The Latet NGO report shows that 633,000 families in Israel do not have enough resources to meet their daily needs. Of the two million people who need adequate food, 774,000 are children, or a third of Israel’s children.
Miri Rofe, 37, a mother of four from Holon, is one of those people who experiences food insecurity, and for her, wanting healthy, regular food has become a daily battle for survival.
“Sometimes I don’t have food to give to my children and I can’t stand that, as a mother, I don’t have the ability to give them what they need,” she said.
One of her daughters is on the autism spectrum and another suffers from a serious eating disorder. Miri herself suffers from physical and mental disabilities due to two accidents she has had. “I find myself running with my daughters from one treatment to another and as a result, no job is willing to keep me going, even part-time,” Miri said.

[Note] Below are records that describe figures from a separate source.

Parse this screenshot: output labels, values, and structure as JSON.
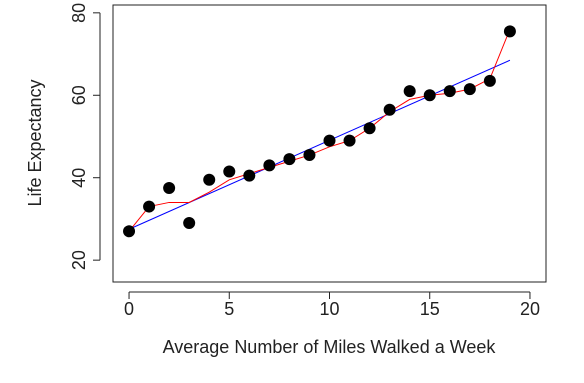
{
  "chart_data": {
    "type": "scatter",
    "x_label": "Average Number of Miles Walked a Week",
    "y_label": "Life Expectancy",
    "xlim": [
      -0.8,
      20.8
    ],
    "ylim": [
      14.7,
      81.9
    ],
    "xticks": [
      0,
      5,
      10,
      15,
      20
    ],
    "yticks": [
      20,
      40,
      60,
      80
    ],
    "series": [
      {
        "type": "line",
        "color": "#0000ff",
        "x": [
          0,
          19
        ],
        "values": [
          27.5,
          68.5
        ]
      },
      {
        "type": "line",
        "color": "#ff0000",
        "x": [
          0,
          1,
          2,
          3,
          4,
          5,
          6,
          7,
          8,
          9,
          10,
          11,
          12,
          13,
          14,
          15,
          16,
          17,
          18,
          19
        ],
        "values": [
          27,
          33,
          34,
          34,
          36.5,
          39.5,
          41,
          42.5,
          44,
          45.5,
          47.5,
          49,
          52,
          56,
          59,
          60,
          60.5,
          61.5,
          64,
          76
        ]
      },
      {
        "type": "scatter",
        "color": "#000000",
        "x": [
          0,
          1,
          2,
          3,
          4,
          5,
          6,
          7,
          8,
          9,
          10,
          11,
          12,
          13,
          14,
          15,
          16,
          17,
          18,
          19
        ],
        "values": [
          27,
          33,
          37.5,
          29,
          39.5,
          41.5,
          40.5,
          43,
          44.5,
          45.5,
          49,
          49,
          52,
          56.5,
          61,
          60,
          61,
          61.5,
          63.5,
          75.5
        ]
      }
    ]
  }
}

When he tried to contact the Ministry of Welfare and Social Affairs, he was left unanswered. “I’m in a struggle for existence, and I’ve gotten to the point where I have to decide what to pay for rent, food, or taxes? I feel like I’m left alone and abandoned.”
Since the onset of the COVID pandemic, hundreds of thousands of families in Israel have been financially affected, and Miri is just one of others in the same situation.

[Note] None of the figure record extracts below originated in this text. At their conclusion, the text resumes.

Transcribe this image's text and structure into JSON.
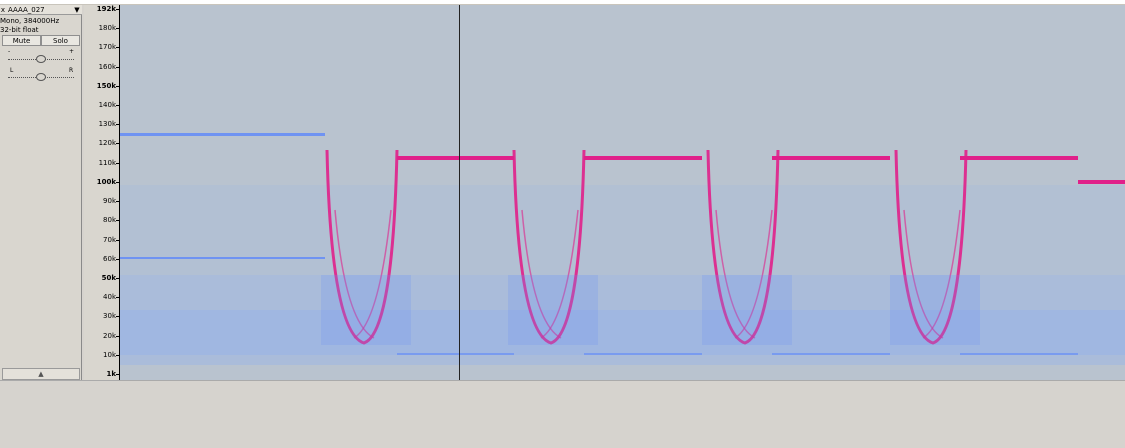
{
  "track": {
    "close_glyph": "x",
    "name": "AAAA_027",
    "menu_glyph": "▼",
    "rate_line": "Mono, 384000Hz",
    "format_line": "32-bit float",
    "mute_label": "Mute",
    "solo_label": "Solo",
    "gain_minus": "-",
    "gain_plus": "+",
    "pan_left": "L",
    "pan_right": "R",
    "collapse_glyph": "▲"
  },
  "ruler": {
    "ticks": [
      {
        "label": "192k",
        "bold": true
      },
      {
        "label": "180k",
        "bold": false
      },
      {
        "label": "170k",
        "bold": false
      },
      {
        "label": "160k",
        "bold": false
      },
      {
        "label": "150k",
        "bold": true
      },
      {
        "label": "140k",
        "bold": false
      },
      {
        "label": "130k",
        "bold": false
      },
      {
        "label": "120k",
        "bold": false
      },
      {
        "label": "110k",
        "bold": false
      },
      {
        "label": "100k",
        "bold": true
      },
      {
        "label": "90k",
        "bold": false
      },
      {
        "label": "80k",
        "bold": false
      },
      {
        "label": "70k",
        "bold": false
      },
      {
        "label": "60k",
        "bold": false
      },
      {
        "label": "50k",
        "bold": true
      },
      {
        "label": "40k",
        "bold": false
      },
      {
        "label": "30k",
        "bold": false
      },
      {
        "label": "20k",
        "bold": false
      },
      {
        "label": "10k",
        "bold": false
      },
      {
        "label": "1k",
        "bold": true
      }
    ]
  },
  "colors": {
    "background": "#b9c3cf",
    "tone_blue": "#6f93f2",
    "tone_magenta": "#e0208a",
    "noise_blue": "#8fb0ee"
  }
}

And while many Israelis even pay for food, the government has only earmarked NIS 100 million to tackle the issue after years of budget neglect, which at the moment seems to be just a drop in the ocean.

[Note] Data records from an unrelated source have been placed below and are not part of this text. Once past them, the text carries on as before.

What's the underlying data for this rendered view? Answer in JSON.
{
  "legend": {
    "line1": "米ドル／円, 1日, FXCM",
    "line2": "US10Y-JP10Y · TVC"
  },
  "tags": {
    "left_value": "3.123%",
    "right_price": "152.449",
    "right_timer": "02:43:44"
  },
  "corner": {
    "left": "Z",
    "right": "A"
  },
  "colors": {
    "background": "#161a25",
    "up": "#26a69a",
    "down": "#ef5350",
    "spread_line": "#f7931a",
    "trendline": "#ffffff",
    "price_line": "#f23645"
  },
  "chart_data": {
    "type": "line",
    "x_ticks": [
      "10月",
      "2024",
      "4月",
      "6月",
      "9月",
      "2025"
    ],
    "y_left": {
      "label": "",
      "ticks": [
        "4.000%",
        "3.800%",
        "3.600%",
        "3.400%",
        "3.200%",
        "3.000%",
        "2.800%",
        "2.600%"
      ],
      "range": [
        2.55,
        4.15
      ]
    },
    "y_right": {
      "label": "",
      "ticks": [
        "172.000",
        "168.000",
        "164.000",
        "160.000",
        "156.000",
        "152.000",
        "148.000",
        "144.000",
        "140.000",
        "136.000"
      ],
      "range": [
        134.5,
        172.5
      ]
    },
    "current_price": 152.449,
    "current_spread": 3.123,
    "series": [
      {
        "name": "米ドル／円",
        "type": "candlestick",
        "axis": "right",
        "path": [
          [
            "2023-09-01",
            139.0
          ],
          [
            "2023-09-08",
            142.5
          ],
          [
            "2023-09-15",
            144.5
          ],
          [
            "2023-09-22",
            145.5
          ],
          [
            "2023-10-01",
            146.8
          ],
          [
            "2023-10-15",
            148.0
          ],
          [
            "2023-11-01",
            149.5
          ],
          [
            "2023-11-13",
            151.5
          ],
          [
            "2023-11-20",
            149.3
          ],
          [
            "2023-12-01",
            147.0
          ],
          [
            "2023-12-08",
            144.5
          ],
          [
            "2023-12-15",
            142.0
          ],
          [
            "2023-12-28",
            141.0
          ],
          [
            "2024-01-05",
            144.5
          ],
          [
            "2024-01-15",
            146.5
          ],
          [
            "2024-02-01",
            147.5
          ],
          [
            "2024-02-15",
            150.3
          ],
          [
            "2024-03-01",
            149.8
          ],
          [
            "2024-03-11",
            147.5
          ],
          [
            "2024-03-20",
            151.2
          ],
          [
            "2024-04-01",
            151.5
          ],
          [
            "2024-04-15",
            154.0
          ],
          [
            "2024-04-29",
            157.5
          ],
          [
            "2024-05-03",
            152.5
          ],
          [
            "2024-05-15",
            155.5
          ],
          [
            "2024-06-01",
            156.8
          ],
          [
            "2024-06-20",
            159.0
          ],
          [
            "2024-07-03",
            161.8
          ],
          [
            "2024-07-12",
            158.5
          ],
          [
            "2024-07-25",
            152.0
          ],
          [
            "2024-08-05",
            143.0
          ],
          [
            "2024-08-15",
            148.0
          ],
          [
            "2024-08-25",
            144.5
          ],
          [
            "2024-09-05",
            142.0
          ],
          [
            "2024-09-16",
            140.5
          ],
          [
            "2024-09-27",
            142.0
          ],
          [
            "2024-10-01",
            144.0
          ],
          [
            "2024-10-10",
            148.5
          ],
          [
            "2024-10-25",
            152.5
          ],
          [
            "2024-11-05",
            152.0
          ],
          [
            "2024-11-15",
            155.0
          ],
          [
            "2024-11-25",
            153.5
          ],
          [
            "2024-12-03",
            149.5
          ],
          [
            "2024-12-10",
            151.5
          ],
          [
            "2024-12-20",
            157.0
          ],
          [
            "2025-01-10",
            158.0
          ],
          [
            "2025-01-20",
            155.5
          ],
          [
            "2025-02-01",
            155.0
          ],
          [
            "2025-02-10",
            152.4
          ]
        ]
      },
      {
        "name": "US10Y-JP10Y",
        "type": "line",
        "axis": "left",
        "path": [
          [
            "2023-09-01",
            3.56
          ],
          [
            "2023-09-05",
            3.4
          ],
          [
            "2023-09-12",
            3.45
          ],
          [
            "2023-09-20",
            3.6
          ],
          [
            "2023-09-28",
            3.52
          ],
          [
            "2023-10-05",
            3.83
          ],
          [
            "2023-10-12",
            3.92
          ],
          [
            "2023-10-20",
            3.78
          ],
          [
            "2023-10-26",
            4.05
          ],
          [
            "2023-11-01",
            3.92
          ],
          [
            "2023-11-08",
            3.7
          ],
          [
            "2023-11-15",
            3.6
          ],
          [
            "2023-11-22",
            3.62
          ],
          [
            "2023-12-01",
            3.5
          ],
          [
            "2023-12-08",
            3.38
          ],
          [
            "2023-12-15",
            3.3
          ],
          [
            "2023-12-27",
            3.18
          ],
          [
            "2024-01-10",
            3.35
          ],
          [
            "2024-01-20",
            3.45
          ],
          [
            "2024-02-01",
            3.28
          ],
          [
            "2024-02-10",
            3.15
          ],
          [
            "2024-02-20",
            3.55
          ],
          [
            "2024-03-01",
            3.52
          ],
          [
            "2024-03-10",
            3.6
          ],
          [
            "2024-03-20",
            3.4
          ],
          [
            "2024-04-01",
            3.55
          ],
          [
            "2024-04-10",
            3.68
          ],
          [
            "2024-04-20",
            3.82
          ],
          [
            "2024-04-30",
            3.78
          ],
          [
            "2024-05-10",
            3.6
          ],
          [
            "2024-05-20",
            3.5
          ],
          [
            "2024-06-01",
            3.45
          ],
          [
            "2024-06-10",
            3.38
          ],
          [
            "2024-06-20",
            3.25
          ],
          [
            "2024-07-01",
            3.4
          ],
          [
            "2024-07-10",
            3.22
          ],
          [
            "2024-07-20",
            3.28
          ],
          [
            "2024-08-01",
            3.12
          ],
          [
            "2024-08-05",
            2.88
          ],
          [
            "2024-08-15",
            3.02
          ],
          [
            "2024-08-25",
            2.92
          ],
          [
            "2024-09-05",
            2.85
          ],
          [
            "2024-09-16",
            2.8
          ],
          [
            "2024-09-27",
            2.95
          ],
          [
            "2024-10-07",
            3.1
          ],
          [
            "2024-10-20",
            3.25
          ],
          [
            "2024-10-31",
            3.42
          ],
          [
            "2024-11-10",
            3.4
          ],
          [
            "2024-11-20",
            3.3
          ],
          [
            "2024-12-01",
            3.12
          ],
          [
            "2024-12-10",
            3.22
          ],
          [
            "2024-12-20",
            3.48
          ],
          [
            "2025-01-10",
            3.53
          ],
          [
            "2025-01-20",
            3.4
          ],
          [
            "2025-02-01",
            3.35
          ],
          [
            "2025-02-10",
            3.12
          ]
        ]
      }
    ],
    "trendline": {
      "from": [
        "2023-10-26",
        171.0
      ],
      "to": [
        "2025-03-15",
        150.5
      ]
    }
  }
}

A report from the Knesset Research and Information Center released last month said that by the end of 2020 only 200,000 families were suffering from food shortages, which is actually three times lower than the actual figure. Therefore, when the figures are so misleading, many families are left in trouble without state aid.
Latet CEO Eran Weintrob says the emergence of COVID-19 and the ensuing economic crisis exacerbated the distress of low-income families, who suffered even before the pandemic.
“Although the government allocated NIS 100 million, the amount needed to resolve this situation is about NIS 1 billion.”